Venezuelan yield spreads over U.S. Treasuries fell 56 basis points to 758 bps, the narrowest since August 2008, on JP Morgan's EMBI Global index. The most-traded 2027 dollar bond jumped 2.3 cents on the dollar to 101.092.
Chavez stunned Venezuela at the weekend with an announcement he had suffered a setback in his long-term battle with cancer and named Vice President and Foreign Minister Nicolas Maduro to take over, should he become incapacitated.
"This is the first time Chavez has been forthcoming on any kind of succession arrangement. With that, expectations are mounting that the Chavez ... rule will be coming to an end in the foreseeable future," said Stuart Culverhouse, head of research at Exotix brokerage in London.
Venezuela's five-year credit default swaps fell to 610 basis points from the Friday close of 642, according to Markit data, having fallen by over 80 bps since the end of November, when Chavez returned to Cuba for cancer-linked treatment.

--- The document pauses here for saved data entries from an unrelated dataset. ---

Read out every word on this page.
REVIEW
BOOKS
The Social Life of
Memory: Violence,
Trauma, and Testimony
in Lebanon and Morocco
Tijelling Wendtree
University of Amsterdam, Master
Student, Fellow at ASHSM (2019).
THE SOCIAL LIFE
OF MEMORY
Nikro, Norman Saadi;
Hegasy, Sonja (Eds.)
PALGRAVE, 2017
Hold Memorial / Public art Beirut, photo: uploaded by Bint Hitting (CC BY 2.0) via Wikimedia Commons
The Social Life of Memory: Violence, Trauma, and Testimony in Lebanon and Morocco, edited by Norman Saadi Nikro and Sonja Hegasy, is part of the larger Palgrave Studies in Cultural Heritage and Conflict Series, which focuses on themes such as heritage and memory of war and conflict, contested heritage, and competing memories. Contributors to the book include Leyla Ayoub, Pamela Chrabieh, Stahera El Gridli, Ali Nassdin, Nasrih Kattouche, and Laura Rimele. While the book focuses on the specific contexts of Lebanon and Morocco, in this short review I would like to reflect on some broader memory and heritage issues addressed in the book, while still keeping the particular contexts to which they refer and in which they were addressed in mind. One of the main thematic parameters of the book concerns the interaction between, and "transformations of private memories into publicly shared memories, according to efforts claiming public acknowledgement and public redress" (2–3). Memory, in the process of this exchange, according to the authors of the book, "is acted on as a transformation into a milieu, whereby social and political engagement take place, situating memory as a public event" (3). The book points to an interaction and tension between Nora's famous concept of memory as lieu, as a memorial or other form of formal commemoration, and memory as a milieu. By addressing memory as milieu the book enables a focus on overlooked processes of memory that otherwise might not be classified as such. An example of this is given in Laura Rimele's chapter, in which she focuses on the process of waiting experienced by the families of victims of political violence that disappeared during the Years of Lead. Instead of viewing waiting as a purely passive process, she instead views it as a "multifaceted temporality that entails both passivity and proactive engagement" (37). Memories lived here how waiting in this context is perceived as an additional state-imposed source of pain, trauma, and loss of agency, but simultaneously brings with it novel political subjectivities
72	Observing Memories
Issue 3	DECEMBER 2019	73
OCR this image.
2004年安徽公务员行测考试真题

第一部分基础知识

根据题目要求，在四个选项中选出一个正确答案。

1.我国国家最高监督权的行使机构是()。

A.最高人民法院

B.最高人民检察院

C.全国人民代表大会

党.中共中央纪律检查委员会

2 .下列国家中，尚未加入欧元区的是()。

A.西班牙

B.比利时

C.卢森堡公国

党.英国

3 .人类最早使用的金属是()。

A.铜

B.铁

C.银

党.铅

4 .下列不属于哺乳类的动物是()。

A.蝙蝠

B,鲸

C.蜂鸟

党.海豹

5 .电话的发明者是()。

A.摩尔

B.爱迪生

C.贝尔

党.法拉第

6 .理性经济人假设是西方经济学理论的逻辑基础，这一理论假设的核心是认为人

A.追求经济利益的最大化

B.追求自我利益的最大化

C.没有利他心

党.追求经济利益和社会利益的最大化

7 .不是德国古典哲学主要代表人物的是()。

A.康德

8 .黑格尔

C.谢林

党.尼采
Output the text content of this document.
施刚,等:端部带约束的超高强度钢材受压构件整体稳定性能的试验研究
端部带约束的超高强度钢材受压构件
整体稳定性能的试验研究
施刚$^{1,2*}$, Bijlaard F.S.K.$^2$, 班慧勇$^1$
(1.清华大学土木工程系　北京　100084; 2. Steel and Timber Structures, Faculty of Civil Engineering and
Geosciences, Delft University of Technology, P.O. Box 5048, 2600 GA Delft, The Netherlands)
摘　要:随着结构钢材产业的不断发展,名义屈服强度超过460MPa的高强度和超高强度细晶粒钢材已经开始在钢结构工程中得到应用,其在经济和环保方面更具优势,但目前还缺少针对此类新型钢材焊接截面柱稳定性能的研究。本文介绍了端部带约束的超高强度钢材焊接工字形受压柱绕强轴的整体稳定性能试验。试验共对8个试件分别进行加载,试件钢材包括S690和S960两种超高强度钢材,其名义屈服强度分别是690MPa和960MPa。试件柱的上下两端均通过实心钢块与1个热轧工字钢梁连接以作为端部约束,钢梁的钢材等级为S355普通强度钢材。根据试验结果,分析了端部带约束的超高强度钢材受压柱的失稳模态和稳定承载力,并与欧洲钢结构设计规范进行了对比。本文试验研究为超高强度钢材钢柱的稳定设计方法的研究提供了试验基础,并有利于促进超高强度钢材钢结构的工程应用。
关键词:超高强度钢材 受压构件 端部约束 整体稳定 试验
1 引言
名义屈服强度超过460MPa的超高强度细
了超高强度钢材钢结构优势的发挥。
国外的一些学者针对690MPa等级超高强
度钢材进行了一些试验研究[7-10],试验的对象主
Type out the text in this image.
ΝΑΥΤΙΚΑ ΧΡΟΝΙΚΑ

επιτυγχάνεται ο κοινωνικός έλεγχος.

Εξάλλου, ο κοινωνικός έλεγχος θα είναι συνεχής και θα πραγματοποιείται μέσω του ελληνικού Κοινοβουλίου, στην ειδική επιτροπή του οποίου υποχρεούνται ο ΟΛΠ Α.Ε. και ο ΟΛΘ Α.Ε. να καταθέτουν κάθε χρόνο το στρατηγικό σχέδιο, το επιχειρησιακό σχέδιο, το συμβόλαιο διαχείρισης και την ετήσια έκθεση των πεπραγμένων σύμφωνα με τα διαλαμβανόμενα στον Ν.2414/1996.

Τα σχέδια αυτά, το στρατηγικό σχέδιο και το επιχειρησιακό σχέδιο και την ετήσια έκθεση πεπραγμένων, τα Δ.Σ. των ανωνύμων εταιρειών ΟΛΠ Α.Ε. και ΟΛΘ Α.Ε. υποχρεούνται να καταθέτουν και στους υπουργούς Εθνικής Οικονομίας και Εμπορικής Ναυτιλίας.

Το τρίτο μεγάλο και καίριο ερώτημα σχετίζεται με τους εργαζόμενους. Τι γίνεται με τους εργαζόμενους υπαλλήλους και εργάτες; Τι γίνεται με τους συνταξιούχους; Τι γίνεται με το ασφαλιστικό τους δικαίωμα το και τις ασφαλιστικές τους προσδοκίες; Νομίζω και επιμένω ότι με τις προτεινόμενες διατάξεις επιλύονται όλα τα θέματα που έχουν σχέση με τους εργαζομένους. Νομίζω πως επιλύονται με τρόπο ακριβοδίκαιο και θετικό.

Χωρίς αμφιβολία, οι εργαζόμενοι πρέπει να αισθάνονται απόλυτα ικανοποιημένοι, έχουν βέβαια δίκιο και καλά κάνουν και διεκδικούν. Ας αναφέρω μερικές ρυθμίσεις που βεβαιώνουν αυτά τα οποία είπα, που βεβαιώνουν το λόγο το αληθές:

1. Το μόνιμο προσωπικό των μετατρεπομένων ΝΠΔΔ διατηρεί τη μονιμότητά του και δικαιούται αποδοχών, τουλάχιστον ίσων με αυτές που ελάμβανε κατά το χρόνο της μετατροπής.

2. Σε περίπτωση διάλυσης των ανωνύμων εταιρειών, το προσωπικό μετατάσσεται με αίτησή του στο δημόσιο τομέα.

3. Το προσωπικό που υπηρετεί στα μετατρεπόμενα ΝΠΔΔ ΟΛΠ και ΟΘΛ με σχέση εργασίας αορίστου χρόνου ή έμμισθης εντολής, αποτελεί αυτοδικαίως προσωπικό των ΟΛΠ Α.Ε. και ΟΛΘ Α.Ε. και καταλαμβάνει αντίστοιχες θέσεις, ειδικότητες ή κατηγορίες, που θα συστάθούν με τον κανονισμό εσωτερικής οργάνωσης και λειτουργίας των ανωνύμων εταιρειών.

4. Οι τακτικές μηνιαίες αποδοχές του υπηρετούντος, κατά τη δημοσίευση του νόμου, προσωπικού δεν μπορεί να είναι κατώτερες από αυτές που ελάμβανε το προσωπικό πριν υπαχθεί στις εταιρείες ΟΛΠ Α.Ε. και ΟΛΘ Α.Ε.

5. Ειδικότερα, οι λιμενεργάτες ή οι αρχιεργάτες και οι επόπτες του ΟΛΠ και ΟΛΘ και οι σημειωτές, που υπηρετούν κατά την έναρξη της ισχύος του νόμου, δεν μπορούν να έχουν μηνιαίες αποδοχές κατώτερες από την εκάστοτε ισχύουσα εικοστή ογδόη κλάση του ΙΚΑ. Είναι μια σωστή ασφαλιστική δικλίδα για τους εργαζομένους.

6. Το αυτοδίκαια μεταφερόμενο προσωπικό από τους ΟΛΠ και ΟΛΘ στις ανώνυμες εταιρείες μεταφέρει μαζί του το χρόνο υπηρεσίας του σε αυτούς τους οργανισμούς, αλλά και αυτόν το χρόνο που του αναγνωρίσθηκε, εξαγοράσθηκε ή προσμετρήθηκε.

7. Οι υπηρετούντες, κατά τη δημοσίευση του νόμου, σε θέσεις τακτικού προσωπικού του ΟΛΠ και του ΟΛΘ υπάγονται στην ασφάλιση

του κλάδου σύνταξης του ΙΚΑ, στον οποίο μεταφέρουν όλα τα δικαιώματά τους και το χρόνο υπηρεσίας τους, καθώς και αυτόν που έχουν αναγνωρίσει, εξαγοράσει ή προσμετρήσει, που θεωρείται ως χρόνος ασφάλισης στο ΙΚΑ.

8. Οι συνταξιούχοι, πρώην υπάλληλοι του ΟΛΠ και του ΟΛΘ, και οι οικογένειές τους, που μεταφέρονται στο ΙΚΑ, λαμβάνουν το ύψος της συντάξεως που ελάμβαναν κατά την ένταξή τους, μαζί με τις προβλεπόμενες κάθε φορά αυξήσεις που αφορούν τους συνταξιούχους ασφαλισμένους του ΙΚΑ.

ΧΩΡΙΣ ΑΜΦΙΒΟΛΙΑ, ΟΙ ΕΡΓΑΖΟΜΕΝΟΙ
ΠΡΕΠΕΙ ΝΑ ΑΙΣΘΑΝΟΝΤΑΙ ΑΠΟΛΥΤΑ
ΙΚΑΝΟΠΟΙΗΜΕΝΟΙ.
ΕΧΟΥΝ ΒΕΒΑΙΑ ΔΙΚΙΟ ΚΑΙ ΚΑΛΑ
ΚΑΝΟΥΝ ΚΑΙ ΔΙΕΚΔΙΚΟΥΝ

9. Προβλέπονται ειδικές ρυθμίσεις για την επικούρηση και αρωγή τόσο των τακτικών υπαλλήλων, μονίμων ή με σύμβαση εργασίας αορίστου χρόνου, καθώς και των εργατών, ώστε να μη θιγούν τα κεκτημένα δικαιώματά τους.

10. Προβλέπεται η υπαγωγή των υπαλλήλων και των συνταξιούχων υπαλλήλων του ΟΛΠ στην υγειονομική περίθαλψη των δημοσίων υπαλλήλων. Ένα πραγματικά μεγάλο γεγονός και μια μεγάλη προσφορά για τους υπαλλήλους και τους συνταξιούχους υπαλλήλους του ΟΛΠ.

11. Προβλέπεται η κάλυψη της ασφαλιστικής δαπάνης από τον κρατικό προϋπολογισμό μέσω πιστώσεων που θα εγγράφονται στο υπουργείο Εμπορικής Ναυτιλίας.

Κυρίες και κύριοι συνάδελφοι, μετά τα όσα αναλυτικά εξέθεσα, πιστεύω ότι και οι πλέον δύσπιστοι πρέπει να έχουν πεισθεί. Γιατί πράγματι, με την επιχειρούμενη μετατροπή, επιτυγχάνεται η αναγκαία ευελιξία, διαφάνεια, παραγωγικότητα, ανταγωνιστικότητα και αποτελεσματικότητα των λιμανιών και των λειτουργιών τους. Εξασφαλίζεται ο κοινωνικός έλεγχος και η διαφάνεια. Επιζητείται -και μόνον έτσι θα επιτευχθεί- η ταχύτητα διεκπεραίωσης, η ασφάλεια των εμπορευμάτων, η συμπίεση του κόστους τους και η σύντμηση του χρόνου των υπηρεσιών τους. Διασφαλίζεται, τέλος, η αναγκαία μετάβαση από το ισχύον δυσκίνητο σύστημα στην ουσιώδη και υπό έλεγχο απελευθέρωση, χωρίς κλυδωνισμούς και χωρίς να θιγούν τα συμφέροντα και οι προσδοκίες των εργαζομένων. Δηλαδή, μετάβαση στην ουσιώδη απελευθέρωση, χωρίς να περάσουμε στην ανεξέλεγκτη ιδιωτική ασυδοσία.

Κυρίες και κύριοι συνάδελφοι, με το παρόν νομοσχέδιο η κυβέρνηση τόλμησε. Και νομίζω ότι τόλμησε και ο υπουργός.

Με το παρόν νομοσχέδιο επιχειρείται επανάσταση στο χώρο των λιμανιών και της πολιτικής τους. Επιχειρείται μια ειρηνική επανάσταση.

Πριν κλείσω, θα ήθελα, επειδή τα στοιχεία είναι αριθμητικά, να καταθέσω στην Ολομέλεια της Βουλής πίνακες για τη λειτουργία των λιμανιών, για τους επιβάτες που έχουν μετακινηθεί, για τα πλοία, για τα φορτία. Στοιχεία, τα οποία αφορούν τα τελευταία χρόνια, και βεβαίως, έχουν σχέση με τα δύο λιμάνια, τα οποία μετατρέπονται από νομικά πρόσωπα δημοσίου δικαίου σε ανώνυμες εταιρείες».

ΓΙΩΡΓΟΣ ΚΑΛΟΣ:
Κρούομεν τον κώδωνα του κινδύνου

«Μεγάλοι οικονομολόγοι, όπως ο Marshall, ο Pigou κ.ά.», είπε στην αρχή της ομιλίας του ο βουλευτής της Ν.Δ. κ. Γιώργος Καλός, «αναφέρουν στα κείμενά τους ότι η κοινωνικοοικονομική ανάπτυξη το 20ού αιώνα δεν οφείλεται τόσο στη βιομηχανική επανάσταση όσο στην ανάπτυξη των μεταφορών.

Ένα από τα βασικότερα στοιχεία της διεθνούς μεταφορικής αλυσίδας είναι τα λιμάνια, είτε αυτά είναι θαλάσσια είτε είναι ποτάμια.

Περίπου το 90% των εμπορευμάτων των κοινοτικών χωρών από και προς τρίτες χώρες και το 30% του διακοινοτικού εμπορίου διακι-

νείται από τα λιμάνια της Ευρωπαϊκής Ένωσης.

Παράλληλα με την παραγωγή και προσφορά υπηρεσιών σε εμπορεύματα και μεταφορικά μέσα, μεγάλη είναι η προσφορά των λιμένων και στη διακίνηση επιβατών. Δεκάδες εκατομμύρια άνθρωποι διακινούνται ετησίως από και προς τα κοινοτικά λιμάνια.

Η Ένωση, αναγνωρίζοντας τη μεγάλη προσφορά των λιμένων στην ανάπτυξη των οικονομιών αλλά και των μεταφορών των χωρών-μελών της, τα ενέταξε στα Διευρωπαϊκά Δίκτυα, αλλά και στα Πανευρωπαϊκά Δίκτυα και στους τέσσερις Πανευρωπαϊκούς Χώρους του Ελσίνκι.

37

Markets expect that if a new election were needed, the opposition, led by pro-business Henrique Capriles, could be in its best position to win since Chavez took power in 1999.
Despite his ill-health, Chavez was re-elected earlier this year, beating Capriles. Culverhouse said a Chavez departure would not necessarily lead to a change of government although the longer-term risk was one of political instability as a transition is made from Chavez's highly centralised rule.